Alfred and Uhtred have an uncomfortable alliance. Alfred is a man of peace and a devout Christian, while Uhtred is a vicious warlord raised by Danish Vikings and loyal to the pagan gods. Regardless of their religious and philosophical differences though, Alfred knows that he needs Uhtred to defend Wessex from the Viking invaders that have taken up residence in the neighboring kingdoms of Mercia and East Anglia.
By 877, the sons of Lothbrok are all gone and the Great Heathen Army is led by a Danish Earl named Guthrum. Bored by the fragile peace that Alfred has brokered with Guthrum's Danish horde, Uhtred steals one of the king's ships and goes raiding in the British kingdom of Cornwall.
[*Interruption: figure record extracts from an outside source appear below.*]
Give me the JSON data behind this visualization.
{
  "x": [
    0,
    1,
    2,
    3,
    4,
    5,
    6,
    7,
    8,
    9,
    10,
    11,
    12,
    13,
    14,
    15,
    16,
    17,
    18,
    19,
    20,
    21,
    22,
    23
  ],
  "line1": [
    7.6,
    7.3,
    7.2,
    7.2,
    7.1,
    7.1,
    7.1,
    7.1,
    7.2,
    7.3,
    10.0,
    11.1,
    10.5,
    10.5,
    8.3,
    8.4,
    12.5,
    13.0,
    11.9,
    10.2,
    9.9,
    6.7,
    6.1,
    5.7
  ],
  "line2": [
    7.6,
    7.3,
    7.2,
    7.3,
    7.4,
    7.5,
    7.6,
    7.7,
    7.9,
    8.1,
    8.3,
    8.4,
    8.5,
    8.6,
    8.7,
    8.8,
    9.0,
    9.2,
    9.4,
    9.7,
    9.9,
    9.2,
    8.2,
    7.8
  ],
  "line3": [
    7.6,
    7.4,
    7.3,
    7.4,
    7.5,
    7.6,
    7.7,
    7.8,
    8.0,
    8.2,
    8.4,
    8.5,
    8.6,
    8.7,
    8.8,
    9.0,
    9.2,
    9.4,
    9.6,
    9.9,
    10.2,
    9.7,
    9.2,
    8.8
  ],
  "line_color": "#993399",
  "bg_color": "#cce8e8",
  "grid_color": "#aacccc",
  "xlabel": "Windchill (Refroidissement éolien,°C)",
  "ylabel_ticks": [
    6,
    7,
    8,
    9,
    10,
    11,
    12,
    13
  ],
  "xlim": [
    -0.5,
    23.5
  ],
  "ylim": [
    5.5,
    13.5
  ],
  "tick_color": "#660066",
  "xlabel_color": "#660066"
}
During his raid, Uhtred makes common cause with a Danish Viking named Svein. Together, they double-cross a minor Christian King of the Britons and steal his treasures, greatest among them the beautiful shadow queen Iseult.
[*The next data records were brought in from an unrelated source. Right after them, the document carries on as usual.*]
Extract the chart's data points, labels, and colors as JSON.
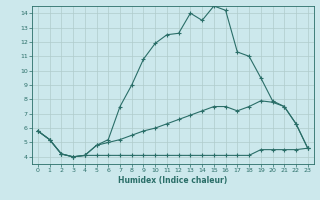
{
  "title": "",
  "xlabel": "Humidex (Indice chaleur)",
  "xlim": [
    -0.5,
    23.5
  ],
  "ylim": [
    3.5,
    14.5
  ],
  "yticks": [
    4,
    5,
    6,
    7,
    8,
    9,
    10,
    11,
    12,
    13,
    14
  ],
  "xticks": [
    0,
    1,
    2,
    3,
    4,
    5,
    6,
    7,
    8,
    9,
    10,
    11,
    12,
    13,
    14,
    15,
    16,
    17,
    18,
    19,
    20,
    21,
    22,
    23
  ],
  "background_color": "#cce8ec",
  "line_color": "#2a6e68",
  "grid_color": "#b0cccc",
  "lines": [
    {
      "x": [
        0,
        1,
        2,
        3,
        4,
        5,
        6,
        7,
        8,
        9,
        10,
        11,
        12,
        13,
        14,
        15,
        16,
        17,
        18,
        19,
        20,
        21,
        22,
        23
      ],
      "y": [
        5.8,
        5.2,
        4.2,
        4.0,
        4.1,
        4.8,
        5.2,
        7.5,
        9.0,
        10.8,
        11.9,
        12.5,
        12.6,
        14.0,
        13.5,
        14.5,
        14.2,
        11.3,
        11.0,
        9.5,
        7.9,
        7.5,
        6.3,
        4.6
      ]
    },
    {
      "x": [
        0,
        1,
        2,
        3,
        4,
        5,
        6,
        7,
        8,
        9,
        10,
        11,
        12,
        13,
        14,
        15,
        16,
        17,
        18,
        19,
        20,
        21,
        22,
        23
      ],
      "y": [
        5.8,
        5.2,
        4.2,
        4.0,
        4.1,
        4.8,
        5.0,
        5.2,
        5.5,
        5.8,
        6.0,
        6.3,
        6.6,
        6.9,
        7.2,
        7.5,
        7.5,
        7.2,
        7.5,
        7.9,
        7.8,
        7.5,
        6.3,
        4.6
      ]
    },
    {
      "x": [
        0,
        1,
        2,
        3,
        4,
        5,
        6,
        7,
        8,
        9,
        10,
        11,
        12,
        13,
        14,
        15,
        16,
        17,
        18,
        19,
        20,
        21,
        22,
        23
      ],
      "y": [
        5.8,
        5.2,
        4.2,
        4.0,
        4.1,
        4.1,
        4.1,
        4.1,
        4.1,
        4.1,
        4.1,
        4.1,
        4.1,
        4.1,
        4.1,
        4.1,
        4.1,
        4.1,
        4.1,
        4.5,
        4.5,
        4.5,
        4.5,
        4.6
      ]
    }
  ]
}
Uhtred takes Iseult back to his lands in Wessex where they become lovers. Alfred quickly gets wind of Uhtred's unauthorized raid from an escaped British Priest named Asser. The king summons Uhtred to Wintanceaster (Winchester Castle) to answer for his crimes against fellow Christians. Uhtred refuses to humble himself before Alfred and he is sentenced to a trial by combat against Alfred's champion, the mighty Steapa.
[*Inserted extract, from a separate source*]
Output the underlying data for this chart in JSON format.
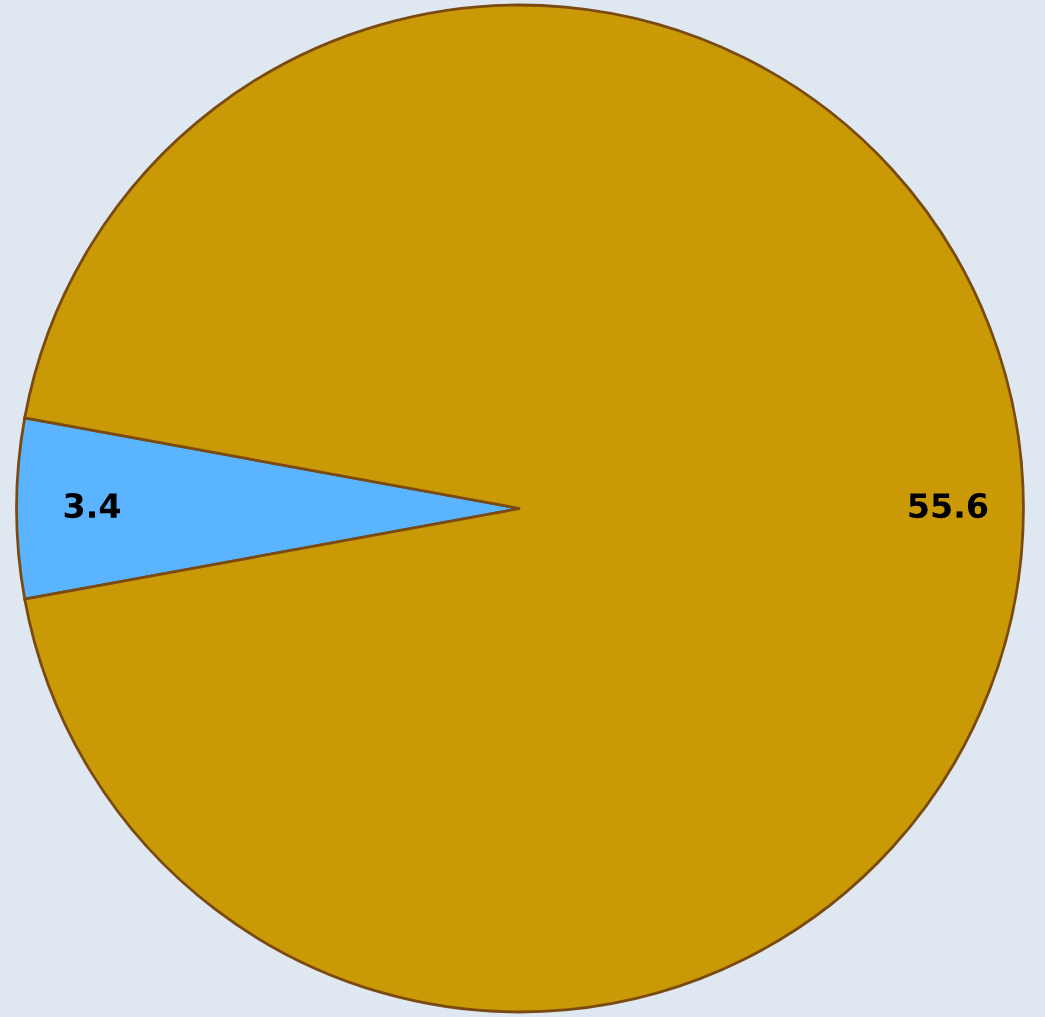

Steapa and Uhtred's fight is interrupted by an invading band of Vikings. After Uhtred escapes the slaughter, he learns that the surprise attack was engineered by Guthrum and that the fragile peace between Wessex and the Danes in East Anglia has been broken. Guthrum's army overruns Wessex, capturing Wintanceaster and the surrounding lands. Alfred barely escapes with his life and is forced into hiding in the swamps outside Defnascir.
Uhtred protects Alfred during his darkest hour and eventually crafts a plan whereby the remaining Saxon loyalists are able to defeat Svein in the swamps and recapture Wintanceaster from Guthrum's Danes. The climactic scene is the historic Battle of Ethandun, a massive campaign that sees Saxon rule restored in Wessex. Despite Uhtred's victory, his lover Iseult is killed in the tumult.
Best part of story, including ending:
The Pale Horseman is action packed and depicts a fictionalized account of the events leading up to the Battle of Ethandun. If not for Alfred's success at Ethandun, the English people would be speaking Danish today.
Best scene in story:
Iseult users her shadow queen magic to heal Alfred's son Edward of a fever during their exile in the swamp.
Opinion about the main character:
Uhtred is portrayed in the best light in the Pale Horseman. He has no love for Alfred the man, but he has given him his solemn oath and so he serves even when all seems lost.